Broadway Reviews


If You Ever Leave Me...Iím Going With You! If You Ever Leave Me...Iím Going With You!

Theatre Review by Matthew Murray

NEW YORK - August 7, 2001

If You Ever Leave Me...Iím Going With You! Written and directed by and starring Renee Taylor and Joe Bologna. Scenic design by Kenneth Foy. Costume design by Alvin Colt. Lighting design by Ken Billington. Sound design by Jon Gottlieb.
Theatre: Cort Theatre, 138 West 48th Street between Broadway and 6th Avenue
Running time: Approximately 1 hour and 40 minutes with no intermission
Schedule: Monday, Wednesday through Saturday at 8 PM. Wednesday and Saturday at 2 PM. Sunday at 3 PM.
Ticket prices: Orchestra and Mezzanine $65, Balcony $30. A $1.25 Facilities Fee will be added to the price of each ticket.
Student Rush: $15.00 student rush tickets are available only at the Box Office on the day of the performance, when the Box Office opens, with a limit of 2 per valid Student ID - Subject to availability.
Tickets online: Tele-Charge

Two of the major secrets to Renee Taylor and Joe Bologna's successful marriage, we learn in their new show If You Ever Leave Me . . . I'm Going With You!, are pasta (three times a week, even if you have a headache) and comedy. The two performers do more at the Cort Theatre with comedy than they do with pasta, which perhaps explains why their show leaves you with an empty stomach.

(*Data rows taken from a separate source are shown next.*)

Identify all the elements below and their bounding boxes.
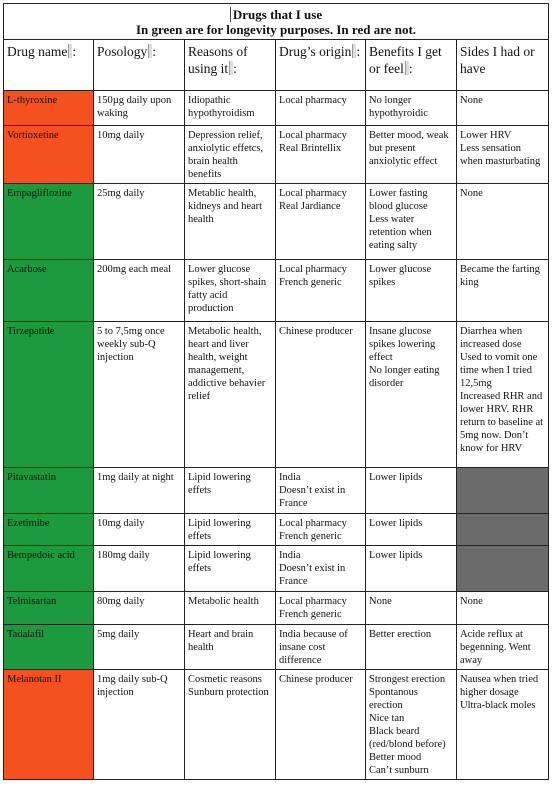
benefits-text: Insane glucose spikes lowering effect	[369, 326, 436, 363]
posology-cell[interactable]	[94, 625, 185, 670]
benefits-cell[interactable]	[366, 322, 457, 468]
reasons-text: Metabolic health	[188, 596, 259, 607]
sides-cell[interactable]	[457, 670, 549, 780]
origin-text: Local pharmacy	[279, 95, 347, 106]
posology-text: 10mg daily	[97, 518, 145, 529]
header-origin[interactable]: Drug’s origin :	[276, 40, 366, 91]
origin-cell[interactable]	[276, 126, 366, 184]
benefits-cell[interactable]	[366, 670, 457, 780]
table-row	[4, 625, 549, 670]
reasons-text: Sunburn protection	[188, 687, 269, 698]
benefits-text: Less water retention when eating salty	[369, 214, 432, 251]
drug-name-cell[interactable]: Bempedoic acid	[4, 546, 94, 592]
origin-text: Chinese producer	[279, 326, 353, 337]
header-row	[4, 40, 549, 91]
benefits-text: Can’t sunburn	[369, 765, 429, 776]
origin-text: Local pharmacy	[279, 130, 347, 141]
origin-text: India	[279, 550, 301, 561]
origin-cell[interactable]	[276, 91, 366, 126]
benefits-text: Better mood, weak but present anxiolytic effect	[369, 130, 449, 167]
posology-cell[interactable]	[94, 546, 185, 592]
header-posology[interactable]: Posology :	[94, 40, 185, 91]
table-title[interactable]	[4, 4, 549, 40]
sides-text: None	[460, 596, 483, 607]
origin-cell[interactable]	[276, 468, 366, 514]
origin-text: Local pharmacy	[279, 264, 347, 275]
benefits-text: Lower lipids	[369, 550, 423, 561]
table-row	[4, 91, 549, 126]
benefits-text: Better erection	[369, 629, 432, 640]
sides-cell[interactable]	[457, 468, 549, 514]
benefits-cell[interactable]	[366, 126, 457, 184]
benefits-text: Strongest erection	[369, 674, 446, 685]
posology-cell[interactable]	[94, 260, 185, 322]
reasons-cell[interactable]	[185, 126, 276, 184]
drugs-table	[3, 3, 549, 780]
origin-cell[interactable]	[276, 514, 366, 546]
sides-text: Nausea when tried higher dosage	[460, 674, 539, 698]
benefits-text: Lower lipids	[369, 472, 423, 483]
origin-text: French generic	[279, 609, 342, 620]
title-line-1: Drugs that I use	[230, 7, 322, 22]
benefits-text: Spontanous erection	[369, 687, 419, 711]
sides-text: Diarrhea when increased dose	[460, 326, 523, 350]
table-row	[4, 546, 549, 592]
sides-cell[interactable]	[457, 546, 549, 592]
reasons-cell[interactable]	[185, 546, 276, 592]
origin-text: French generic	[279, 531, 342, 542]
benefits-cell[interactable]	[366, 592, 457, 625]
posology-cell[interactable]	[94, 514, 185, 546]
benefits-text: Lower fasting blood glucose	[369, 188, 428, 212]
table-body	[4, 91, 549, 780]
sides-text: Used to vomit one time when I tried 12,5mg	[460, 352, 538, 389]
reasons-cell[interactable]	[185, 468, 276, 514]
origin-text: India because of insane cost difference	[279, 629, 348, 666]
reasons-cell[interactable]	[185, 91, 276, 126]
reasons-cell[interactable]	[185, 322, 276, 468]
posology-text: 180mg daily	[97, 550, 150, 561]
posology-text: 1mg daily sub-Q injection	[97, 674, 168, 698]
table-row	[4, 322, 549, 468]
header-drug-name[interactable]: Drug name :	[4, 40, 94, 91]
header-benefits[interactable]: Benefits I get or feel :	[366, 40, 457, 91]
drug-name-cell[interactable]: L-thyroxine	[4, 91, 94, 126]
reasons-text: Cosmetic reasons	[188, 674, 262, 685]
sides-text: Acide reflux at begenning. Went away	[460, 629, 531, 666]
origin-text: Chinese producer	[279, 674, 353, 685]
posology-cell[interactable]	[94, 322, 185, 468]
posology-cell[interactable]	[94, 592, 185, 625]
origin-text: Real Jardiance	[279, 201, 341, 212]
benefits-text: None	[369, 596, 392, 607]
origin-text: Doesn’t exist in France	[279, 485, 346, 509]
origin-text: French generic	[279, 277, 342, 288]
sides-text: Less sensation when masturbating	[460, 143, 541, 167]
reasons-text: Metabolic health, heart and liver health, weight management, addictive behavier relief	[188, 326, 266, 402]
header-reasons[interactable]: Reasons of using it :	[185, 40, 276, 91]
reasons-cell[interactable]	[185, 184, 276, 260]
posology-text: 150µg daily upon waking	[97, 95, 172, 119]
sides-cell[interactable]	[457, 322, 549, 468]
reasons-cell[interactable]	[185, 670, 276, 780]
reasons-text: Lipid lowering effets	[188, 518, 251, 542]
reasons-text: Lower glucose spikes, short-shain fatty acid production	[188, 264, 267, 314]
drug-name-cell[interactable]: Pitavastatin	[4, 468, 94, 514]
origin-text: India	[279, 472, 301, 483]
sides-text: Lower HRV	[460, 130, 512, 141]
table-row	[4, 260, 549, 322]
drug-name-cell[interactable]: Melanotan II	[4, 670, 94, 780]
table-row	[4, 514, 549, 546]
origin-text: Local pharmacy	[279, 518, 347, 529]
reasons-text: Lipid lowering effets	[188, 472, 251, 496]
origin-text: Local pharmacy	[279, 188, 347, 199]
origin-cell[interactable]	[276, 625, 366, 670]
sides-text: Ultra-black moles	[460, 700, 536, 711]
posology-text: 25mg daily	[97, 188, 145, 199]
drug-name-cell[interactable]: Telmisartan	[4, 592, 94, 625]
benefits-text: Black beard (red/blond before)	[369, 726, 446, 750]
benefits-cell[interactable]	[366, 260, 457, 322]
origin-text: Doesn’t exist in France	[279, 563, 346, 587]
benefits-text: No longer eating disorder	[369, 365, 440, 389]
reasons-cell[interactable]	[185, 592, 276, 625]
benefits-cell[interactable]	[366, 514, 457, 546]
benefits-text: No longer hypothyroidic	[369, 95, 428, 119]
posology-text: 80mg daily	[97, 596, 145, 607]
table-row	[4, 184, 549, 260]
sides-text: None	[460, 188, 483, 199]
benefits-text: Nice tan	[369, 713, 405, 724]
header-sides[interactable]: Sides I had or have	[457, 40, 549, 91]
title-row	[4, 4, 549, 40]
table-row	[4, 126, 549, 184]
sides-text: None	[460, 95, 483, 106]
benefits-text: Lower glucose spikes	[369, 264, 432, 288]
origin-cell[interactable]	[276, 184, 366, 260]
reasons-text: Depression relief, anxiolytic effetcs, brain health benefits	[188, 130, 264, 180]
drug-name-cell[interactable]: Vortioxetine	[4, 126, 94, 184]
origin-cell[interactable]	[276, 670, 366, 780]
table-row	[4, 468, 549, 514]
origin-text: Real Brintellix	[279, 143, 342, 154]
title-line-2: In green are for longevity purposes. In red are not.	[135, 22, 417, 37]
posology-text: 200mg each meal	[97, 264, 172, 275]
reasons-cell[interactable]	[185, 514, 276, 546]
drug-name-cell[interactable]: Tirzepatide	[4, 322, 94, 468]
posology-text: 1mg daily at night	[97, 472, 174, 483]
benefits-cell[interactable]	[366, 184, 457, 260]
posology-cell[interactable]	[94, 468, 185, 514]
drug-name-cell[interactable]: Ezetimibe	[4, 514, 94, 546]
benefits-cell[interactable]	[366, 546, 457, 592]
sides-cell[interactable]	[457, 514, 549, 546]
sides-cell[interactable]	[457, 625, 549, 670]
drug-name-cell[interactable]: Acarbose	[4, 260, 94, 322]
benefits-cell[interactable]	[366, 91, 457, 126]
origin-cell[interactable]	[276, 592, 366, 625]
posology-cell[interactable]	[94, 126, 185, 184]
posology-cell[interactable]	[94, 670, 185, 780]
posology-text: 5 to 7,5mg once weekly sub-Q injection	[97, 326, 165, 363]
origin-cell[interactable]	[276, 546, 366, 592]
origin-text: Local pharmacy	[279, 596, 347, 607]
drug-name-cell[interactable]: Empagliflozine	[4, 184, 94, 260]
origin-cell[interactable]	[276, 322, 366, 468]
sides-text: Became the farting king	[460, 264, 540, 288]
benefits-cell[interactable]	[366, 625, 457, 670]
reasons-text: Idiopathic hypothyroidism	[188, 95, 255, 119]
reasons-cell[interactable]	[185, 625, 276, 670]
benefits-cell[interactable]	[366, 468, 457, 514]
posology-text: 10mg daily	[97, 130, 145, 141]
reasons-text: Metablic health, kidneys and heart health	[188, 188, 263, 225]
sides-cell[interactable]	[457, 184, 549, 260]
reasons-text: Lipid lowering effets	[188, 550, 251, 574]
benefits-text: Lower lipids	[369, 518, 423, 529]
posology-cell[interactable]	[94, 91, 185, 126]
sides-cell[interactable]	[457, 91, 549, 126]
table-row	[4, 592, 549, 625]
posology-text: 5mg daily	[97, 629, 140, 640]
benefits-text: Better mood	[369, 752, 422, 763]
sides-text: Increased RHR and lower HRV. RHR return to baseline at 5mg now. Don’t know for HRV	[460, 391, 544, 454]
sides-cell[interactable]	[457, 260, 549, 322]
table-row	[4, 670, 549, 780]
reasons-text: Heart and brain health	[188, 629, 254, 653]
posology-cell[interactable]	[94, 184, 185, 260]
drug-name-cell[interactable]: Tadalafil	[4, 625, 94, 670]
sides-cell[interactable]	[457, 592, 549, 625]
origin-cell[interactable]	[276, 260, 366, 322]
reasons-cell[interactable]	[185, 260, 276, 322]
sides-cell[interactable]	[457, 126, 549, 184]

Through the intermissionless 100 minutes of the show we are taken on a whirlwind ride through their marriage, punctuated by anecdotes, film clips, and presentations of segments from some of the many plays and movies they have written together, including Lovers and Other Strangers, It Had To Be You, Acts of Love and Other Comedies, and Bermuda Avenue Triangle. All of the pieces of the show are intended to come together to give you meaningful insight into their and life and marriage, and make you laugh as well.

The comedy is there, but the insight is all too frequently lacking. The two performers do their best to present the show's comedy scenes within the context of their life or the people they know, but they only occasionally succeed. For example, though they tell us that Taylor's mother appears in one form or another in nearly all of their works, they expect us to merely take their word for it. In the end, we must, because we don't really know these people. Likewise, Bologna's story about his father's reaction to his marriage is entertaining but not enlightening; neither Taylor or Bologna makes the elements of their life truly relevant to ours.

It is because of this that the very premise of the show fails. Because we never truly see their vulnerable, more human sides, it is difficult to understand exactly what has made their marriage of 36 years work; we simply have to trust what they tell us. The structure of the show, similiar to a comedy or nightclub act, does not help, making the speeches, dialogue, and even audience banter, while never unpleasant, sound and look too over-rehearsed to provide the spontaneity and immediacy the material itself demands.

Irrespective of the show's other problems, Taylor and Bologna at least will deliver what you expect. Though the over-comfortable rapport they have with each other robs their narration of some of its potential impact, it has the side-effect of providing the scenes they perform with an undeniable chemistry. Their direction, while mostly slight, always serves the material, as do Alvin Colt's costumes and Ken Billington's lights. Kenneth Foy's scenic design, which seems to suggest a theater stage, a soundstage, and an attic all at once, comes dangerously close to being overdone.

The final scene of the show is the one that comes the closest to working, and it is perhaps wise that it ends the show. It is the one time that the audience is allowed to share in something at least symbolically special to Taylor and Bologna. Though it seems in many ways as forced as the rest of the show, at least there is the resonation of truth and meaning in it that everyone can relate to. Unfortunately, without that, the rest of If You Ever Leave Me . . . I'm Going With You! leaves all too quickly.